SPRINGFIELD, Mo. – Another month, another federal interest rate increase.

“You don’t see [an increase of] .75, then .75, and then another .75 percent.” Stephen Evans, owner of Evans Wealth Planning said. “We haven’t seen that. It’s happening really, really quickly.

This means people who need to take out loans for almost anything may see higher payments each month.

“They are trying to cool the economy down by tightening the money supply.” Evans said. “Car loans have gone up. Credit cards have gone up. Any kind of loan you’re getting, the interest rate is going to increase.”

This also includes the housing industry.

“For us, it definitely slows the market down a little bit, which is what the Fed wanted to happen.” Chris Bryant, a broker, and business coach with Murney & Associates said. “Basically, when the economy gets too hot, obviously the Fed wants to slow that down in order to temper down inflation.”

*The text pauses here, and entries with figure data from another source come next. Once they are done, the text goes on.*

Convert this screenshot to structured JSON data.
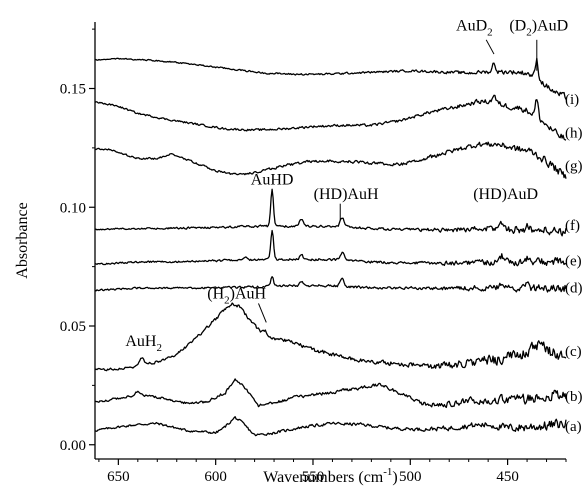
{
  "chart_data": {
    "type": "line",
    "xlabel": "Wavenumbers (cm",
    "xlabel_sup": "-1",
    "xlabel_end": ")",
    "ylabel": "Absorbance",
    "xlim": [
      662,
      420
    ],
    "ylim": [
      -0.006,
      0.178
    ],
    "x_ticks": [
      650,
      600,
      550,
      500,
      450
    ],
    "y_ticks": [
      0.0,
      0.05,
      0.1,
      0.15
    ],
    "y_tick_labels": [
      "0.00",
      "0.05",
      "0.10",
      "0.15"
    ],
    "grid": false,
    "series": [
      {
        "name": "(a)",
        "label_y": 0.0078,
        "base": [
          [
            662,
            0.006
          ],
          [
            650,
            0.0075
          ],
          [
            640,
            0.0085
          ],
          [
            630,
            0.009
          ],
          [
            615,
            0.006
          ],
          [
            600,
            0.005
          ],
          [
            596,
            0.007
          ],
          [
            590,
            0.0115
          ],
          [
            586,
            0.009
          ],
          [
            580,
            0.004
          ],
          [
            570,
            0.005
          ],
          [
            555,
            0.0075
          ],
          [
            540,
            0.009
          ],
          [
            525,
            0.0085
          ],
          [
            510,
            0.007
          ],
          [
            495,
            0.0065
          ],
          [
            480,
            0.007
          ],
          [
            470,
            0.008
          ],
          [
            460,
            0.0085
          ],
          [
            450,
            0.007
          ],
          [
            440,
            0.0075
          ],
          [
            430,
            0.008
          ],
          [
            420,
            0.009
          ]
        ],
        "noise": [
          [
            662,
            0.0004
          ],
          [
            500,
            0.0006
          ],
          [
            460,
            0.0012
          ],
          [
            440,
            0.0018
          ],
          [
            420,
            0.002
          ]
        ],
        "peaks": []
      },
      {
        "name": "(b)",
        "label_y": 0.0205,
        "base": [
          [
            662,
            0.018
          ],
          [
            650,
            0.0195
          ],
          [
            640,
            0.021
          ],
          [
            630,
            0.02
          ],
          [
            615,
            0.0175
          ],
          [
            605,
            0.018
          ],
          [
            595,
            0.022
          ],
          [
            590,
            0.0275
          ],
          [
            585,
            0.024
          ],
          [
            578,
            0.0165
          ],
          [
            570,
            0.0175
          ],
          [
            560,
            0.02
          ],
          [
            545,
            0.0215
          ],
          [
            525,
            0.024
          ],
          [
            515,
            0.0255
          ],
          [
            505,
            0.0215
          ],
          [
            495,
            0.0175
          ],
          [
            485,
            0.0165
          ],
          [
            470,
            0.0185
          ],
          [
            455,
            0.019
          ],
          [
            440,
            0.0195
          ],
          [
            430,
            0.0205
          ],
          [
            420,
            0.021
          ]
        ],
        "noise": [
          [
            662,
            0.0004
          ],
          [
            500,
            0.0007
          ],
          [
            460,
            0.0014
          ],
          [
            440,
            0.002
          ],
          [
            420,
            0.0022
          ]
        ],
        "peaks": [
          [
            640,
            0.0015,
            1.5
          ]
        ]
      },
      {
        "name": "(c)",
        "label_y": 0.0395,
        "base": [
          [
            662,
            0.0315
          ],
          [
            650,
            0.032
          ],
          [
            640,
            0.033
          ],
          [
            630,
            0.035
          ],
          [
            620,
            0.038
          ],
          [
            610,
            0.045
          ],
          [
            600,
            0.053
          ],
          [
            592,
            0.0595
          ],
          [
            588,
            0.0585
          ],
          [
            582,
            0.052
          ],
          [
            575,
            0.046
          ],
          [
            560,
            0.043
          ],
          [
            550,
            0.04
          ],
          [
            540,
            0.038
          ],
          [
            530,
            0.036
          ],
          [
            520,
            0.035
          ],
          [
            505,
            0.034
          ],
          [
            490,
            0.033
          ],
          [
            480,
            0.0335
          ],
          [
            465,
            0.035
          ],
          [
            450,
            0.0365
          ],
          [
            440,
            0.0395
          ],
          [
            433,
            0.0415
          ],
          [
            427,
            0.039
          ],
          [
            420,
            0.0365
          ]
        ],
        "noise": [
          [
            662,
            0.0004
          ],
          [
            500,
            0.0009
          ],
          [
            470,
            0.0016
          ],
          [
            450,
            0.0022
          ],
          [
            420,
            0.0026
          ]
        ],
        "peaks": [
          [
            638,
            0.0035,
            1.4
          ],
          [
            575,
            0.0025,
            1.3
          ]
        ]
      },
      {
        "name": "(d)",
        "label_y": 0.0662,
        "base": [
          [
            662,
            0.065
          ],
          [
            650,
            0.0655
          ],
          [
            640,
            0.066
          ],
          [
            620,
            0.066
          ],
          [
            600,
            0.066
          ],
          [
            580,
            0.0665
          ],
          [
            560,
            0.067
          ],
          [
            540,
            0.067
          ],
          [
            520,
            0.066
          ],
          [
            500,
            0.066
          ],
          [
            480,
            0.066
          ],
          [
            460,
            0.066
          ],
          [
            440,
            0.066
          ],
          [
            420,
            0.066
          ]
        ],
        "noise": [
          [
            662,
            0.0003
          ],
          [
            500,
            0.0005
          ],
          [
            460,
            0.0011
          ],
          [
            420,
            0.0016
          ]
        ],
        "peaks": [
          [
            571,
            0.004,
            1.0
          ],
          [
            556,
            0.0015,
            1.2
          ],
          [
            535,
            0.003,
            1.4
          ],
          [
            453,
            0.002,
            1.4
          ],
          [
            440,
            0.0012,
            1.2
          ]
        ]
      },
      {
        "name": "(e)",
        "label_y": 0.0775,
        "base": [
          [
            662,
            0.076
          ],
          [
            650,
            0.0765
          ],
          [
            640,
            0.077
          ],
          [
            620,
            0.077
          ],
          [
            600,
            0.0775
          ],
          [
            580,
            0.078
          ],
          [
            560,
            0.078
          ],
          [
            540,
            0.078
          ],
          [
            520,
            0.077
          ],
          [
            500,
            0.0765
          ],
          [
            480,
            0.0765
          ],
          [
            460,
            0.077
          ],
          [
            440,
            0.077
          ],
          [
            420,
            0.077
          ]
        ],
        "noise": [
          [
            662,
            0.0003
          ],
          [
            500,
            0.0005
          ],
          [
            460,
            0.0012
          ],
          [
            420,
            0.0017
          ]
        ],
        "peaks": [
          [
            585,
            0.0012,
            1.4
          ],
          [
            571,
            0.0125,
            1.0
          ],
          [
            556,
            0.002,
            1.2
          ],
          [
            535,
            0.003,
            1.4
          ],
          [
            453,
            0.0025,
            1.4
          ],
          [
            440,
            0.0015,
            1.2
          ]
        ]
      },
      {
        "name": "(f)",
        "label_y": 0.0925,
        "base": [
          [
            662,
            0.0905
          ],
          [
            650,
            0.091
          ],
          [
            640,
            0.091
          ],
          [
            620,
            0.0912
          ],
          [
            600,
            0.0915
          ],
          [
            580,
            0.092
          ],
          [
            560,
            0.092
          ],
          [
            540,
            0.092
          ],
          [
            520,
            0.091
          ],
          [
            500,
            0.0905
          ],
          [
            480,
            0.0905
          ],
          [
            460,
            0.091
          ],
          [
            440,
            0.0905
          ],
          [
            420,
            0.09
          ]
        ],
        "noise": [
          [
            662,
            0.0003
          ],
          [
            500,
            0.0005
          ],
          [
            460,
            0.0012
          ],
          [
            420,
            0.0018
          ]
        ],
        "peaks": [
          [
            571,
            0.015,
            1.0
          ],
          [
            556,
            0.003,
            1.2
          ],
          [
            535,
            0.004,
            1.4
          ],
          [
            453,
            0.003,
            1.4
          ],
          [
            440,
            0.0015,
            1.2
          ]
        ]
      },
      {
        "name": "(g)",
        "label_y": 0.1175,
        "base": [
          [
            662,
            0.1245
          ],
          [
            655,
            0.1245
          ],
          [
            650,
            0.123
          ],
          [
            640,
            0.1205
          ],
          [
            630,
            0.1205
          ],
          [
            622,
            0.1225
          ],
          [
            610,
            0.1185
          ],
          [
            600,
            0.1155
          ],
          [
            590,
            0.1138
          ],
          [
            580,
            0.1145
          ],
          [
            565,
            0.1175
          ],
          [
            550,
            0.1195
          ],
          [
            535,
            0.1195
          ],
          [
            520,
            0.1185
          ],
          [
            505,
            0.118
          ],
          [
            490,
            0.121
          ],
          [
            475,
            0.1245
          ],
          [
            465,
            0.1265
          ],
          [
            455,
            0.1265
          ],
          [
            445,
            0.1245
          ],
          [
            438,
            0.1235
          ],
          [
            433,
            0.121
          ],
          [
            427,
            0.1175
          ],
          [
            420,
            0.1125
          ]
        ],
        "noise": [
          [
            662,
            0.0003
          ],
          [
            500,
            0.0006
          ],
          [
            460,
            0.001
          ],
          [
            440,
            0.0014
          ],
          [
            420,
            0.0016
          ]
        ],
        "peaks": []
      },
      {
        "name": "(h)",
        "label_y": 0.1315,
        "base": [
          [
            662,
            0.1445
          ],
          [
            650,
            0.1425
          ],
          [
            640,
            0.1395
          ],
          [
            625,
            0.137
          ],
          [
            610,
            0.135
          ],
          [
            595,
            0.133
          ],
          [
            580,
            0.1325
          ],
          [
            565,
            0.133
          ],
          [
            550,
            0.134
          ],
          [
            535,
            0.1345
          ],
          [
            520,
            0.1345
          ],
          [
            505,
            0.1365
          ],
          [
            490,
            0.14
          ],
          [
            475,
            0.1425
          ],
          [
            465,
            0.1445
          ],
          [
            458,
            0.1445
          ],
          [
            450,
            0.1425
          ],
          [
            442,
            0.1415
          ],
          [
            436,
            0.139
          ],
          [
            430,
            0.1345
          ],
          [
            425,
            0.131
          ],
          [
            420,
            0.1285
          ]
        ],
        "noise": [
          [
            662,
            0.0003
          ],
          [
            500,
            0.0005
          ],
          [
            460,
            0.0009
          ],
          [
            440,
            0.0012
          ],
          [
            420,
            0.0014
          ]
        ],
        "peaks": [
          [
            457,
            0.003,
            1.1
          ],
          [
            435,
            0.007,
            1.0
          ]
        ]
      },
      {
        "name": "(i)",
        "label_y": 0.1455,
        "base": [
          [
            662,
            0.162
          ],
          [
            650,
            0.1625
          ],
          [
            635,
            0.162
          ],
          [
            620,
            0.161
          ],
          [
            605,
            0.1595
          ],
          [
            590,
            0.158
          ],
          [
            575,
            0.1565
          ],
          [
            560,
            0.156
          ],
          [
            545,
            0.156
          ],
          [
            530,
            0.1565
          ],
          [
            515,
            0.157
          ],
          [
            500,
            0.1575
          ],
          [
            485,
            0.157
          ],
          [
            470,
            0.1565
          ],
          [
            462,
            0.157
          ],
          [
            455,
            0.157
          ],
          [
            448,
            0.157
          ],
          [
            440,
            0.1565
          ],
          [
            435,
            0.1545
          ],
          [
            430,
            0.151
          ],
          [
            425,
            0.148
          ],
          [
            420,
            0.1465
          ]
        ],
        "noise": [
          [
            662,
            0.0002
          ],
          [
            500,
            0.0004
          ],
          [
            460,
            0.0007
          ],
          [
            440,
            0.001
          ],
          [
            420,
            0.0012
          ]
        ],
        "peaks": [
          [
            457,
            0.004,
            1.0
          ],
          [
            435,
            0.0075,
            1.0
          ]
        ]
      }
    ],
    "annotations": [
      {
        "id": "auh2",
        "main": "AuH",
        "sub": "2",
        "rest": "",
        "x": 637,
        "y": 0.0415,
        "anchor": "middle"
      },
      {
        "id": "h2auh",
        "main": "(H",
        "sub": "2",
        "rest": ")AuH",
        "x": 592,
        "y": 0.0615,
        "anchor": "start",
        "dx": -24
      },
      {
        "id": "auhd",
        "main": "AuHD",
        "sub": "",
        "rest": "",
        "x": 571,
        "y": 0.1095,
        "anchor": "middle"
      },
      {
        "id": "hdauh",
        "main": "(HD)AuH",
        "sub": "",
        "rest": "",
        "x": 533,
        "y": 0.1035,
        "anchor": "middle"
      },
      {
        "id": "hdaud",
        "main": "(HD)AuD",
        "sub": "",
        "rest": "",
        "x": 451,
        "y": 0.1035,
        "anchor": "middle"
      },
      {
        "id": "aud2",
        "main": "AuD",
        "sub": "2",
        "rest": "",
        "x": 464,
        "y": 0.1745,
        "anchor": "middle",
        "dx": -6
      },
      {
        "id": "d2aud",
        "main": "(D",
        "sub": "2",
        "rest": ")AuD",
        "x": 434,
        "y": 0.1745,
        "anchor": "middle"
      }
    ],
    "pointers": [
      {
        "id": "h2auh-ptr",
        "x1": 578,
        "y1": 0.0595,
        "x2": 574,
        "y2": 0.0515
      },
      {
        "id": "hdauh-ptr",
        "x1": 536,
        "y1": 0.1015,
        "x2": 536,
        "y2": 0.0945
      },
      {
        "id": "aud2-ptr",
        "x1": 461,
        "y1": 0.1705,
        "x2": 457,
        "y2": 0.1645
      },
      {
        "id": "d2aud-ptr",
        "x1": 435,
        "y1": 0.1705,
        "x2": 435,
        "y2": 0.1575
      }
    ]
  }
}
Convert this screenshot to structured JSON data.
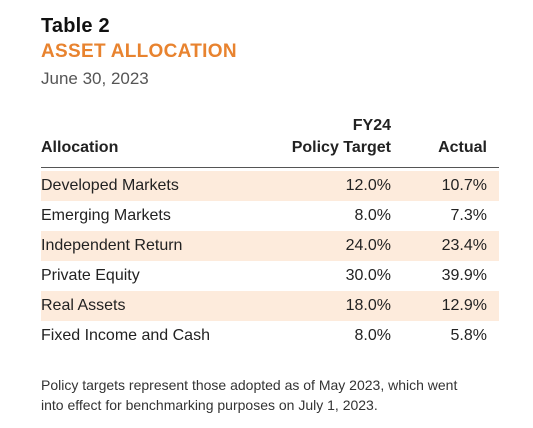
{
  "header": {
    "table_number": "Table 2",
    "title": "ASSET ALLOCATION",
    "date": "June 30, 2023"
  },
  "columns": {
    "allocation": "Allocation",
    "target_line1": "FY24",
    "target_line2": "Policy Target",
    "actual": "Actual"
  },
  "rows": [
    {
      "label": "Developed Markets",
      "target": "12.0%",
      "actual": "10.7%"
    },
    {
      "label": "Emerging Markets",
      "target": "8.0%",
      "actual": "7.3%"
    },
    {
      "label": "Independent Return",
      "target": "24.0%",
      "actual": "23.4%"
    },
    {
      "label": "Private Equity",
      "target": "30.0%",
      "actual": "39.9%"
    },
    {
      "label": "Real Assets",
      "target": "18.0%",
      "actual": "12.9%"
    },
    {
      "label": "Fixed Income and Cash",
      "target": "8.0%",
      "actual": "5.8%"
    }
  ],
  "footnote": {
    "line1": "Policy targets represent those adopted as of May 2023, which went",
    "line2": "into effect for benchmarking purposes on July 1, 2023."
  },
  "colors": {
    "accent": "#e8832f",
    "row_shade": "#fdebdc"
  }
}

Bryant says the move affects first-time home buyers more in a market that’s slowly returning to normal.

“In a balanced market, in our market, you would have anywhere from 2,000 to 2,500 homes in Green Christian and Webster County. We have about 700, 750 right now. ” Bryant said.

However, the increased rate will not only affect who can buy, but what they can get.

“If you bought a $300,000 house last year, your payment interest rates around 3%, your payment would have been about 1300 bucks a month. Today your payment [if you got that same loan today] is 1,800 dollars a month.” Evans said.

“Affordability is what changes. Where they may have been looking at a $300,000 home, now they need to look at a $225,000 home. The challenge is that’s less of a home than it used to be.” Bryant said.

Evans’ advice is to take care of what’s in front of you and hold off on that next big purchase.

“The best thing to do now is to pay off your debt. To learn how to save Live within your means. It is a time to hunker down.” Evans added.